We finally were allowed to see her. She was tired but talkative as ever. They ran lots of tests- her heart seemed fine. I called work and I called my boyfriend. Everyone was relieved that things weren't as dire as I had first thought.
This is what you think, though, when you are called, in the middle of a friday, and told that your mother is in an ambulance, on the way to the hospital. You think the worst. You remember the day your father died, when he was 47 years old. You remember your favorite uncle dying when he was 43. You remember these things and it strikes you that your mother is 62 and perhaps she isn't as invincible as you thought.
I've always thought that my mother would live forever. She has always seemed so strong and healthy. Sometimes she has more energy than I do. At 6am, I can barely pry my eyes open but my mother is as hyper as a monkey. It is hard to see her in a hospital bed, with the machines and the tubes.
The doctors insisted she stay overnight so that they could run some more tests. She didn't put up a fight, but just requested that we pack her a bag with a book and clothes and her toothbrush. The next day my brother and his wife brought her home from the hospital and the day after that my mother flew to Boston to see a friend.
We know this- her heart is fine. It may have simply been anxiety, or even indigestion. She will see her doctor next week to do a stress test. The whole thing tested my brother and I, though we didn't discuss it. We just dealt with it that day. In my family, we laugh when we are worried or stressed. Even in the hospital. And we laughed that day, once we knew that her heart was fine.

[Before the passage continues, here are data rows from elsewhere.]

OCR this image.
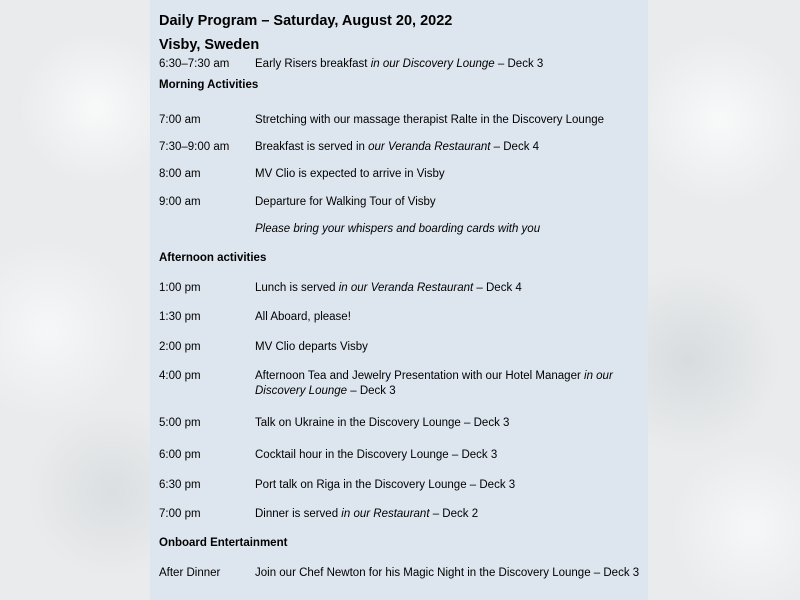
Daily Program – Saturday, August 20, 2022
Visby, Sweden
6:30–7:30 am Early Risers breakfast in our Discovery Lounge – Deck 3
Morning Activities
7:00 am	Stretching with our massage therapist Ralte in the Discovery Lounge
7:30–9:00 am Breakfast is served in our Veranda Restaurant – Deck 4
8:00 am	MV Clio is expected to arrive in Visby
9:00 am	Departure for Walking Tour of Visby
Please bring your whispers and boarding cards with you
Afternoon activities
1:00 pm	Lunch is served in our Veranda Restaurant – Deck 4
1:30 pm	All Aboard, please!
2:00 pm	MV Clio departs Visby
4:00 pm	Afternoon Tea and Jewelry Presentation with our Hotel Manager in our Discovery Lounge – Deck 3
5:00 pm	Talk on Ukraine in the Discovery Lounge – Deck 3
6:00 pm	Cocktail hour in the Discovery Lounge – Deck 3
6:30 pm	Port talk on Riga in the Discovery Lounge – Deck 3
7:00 pm	Dinner is served in our Restaurant – Deck 2
Onboard Entertainment
After Dinner	Join our Chef Newton for his Magic Night in the Discovery Lounge – Deck 3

I got an email from her today. She told me about the Boston Red Sox game she saw last night, the lobster she ate with her friend and the concert they're going to tonight.
This is my mother. She is invincible.
She retired in April. She was widowed sixteen years ago, at the age of 46. She makes friends with strangers in lines and on airplanes. She goes for daily walks and her favorite beer is Stella Artois. She makes more plans for Happy Hours than I do. She drives me crazy sometimes, as mothers do.
This is my mother.
This picture is from last summer, at the Farmer's Market. She's doing fine now.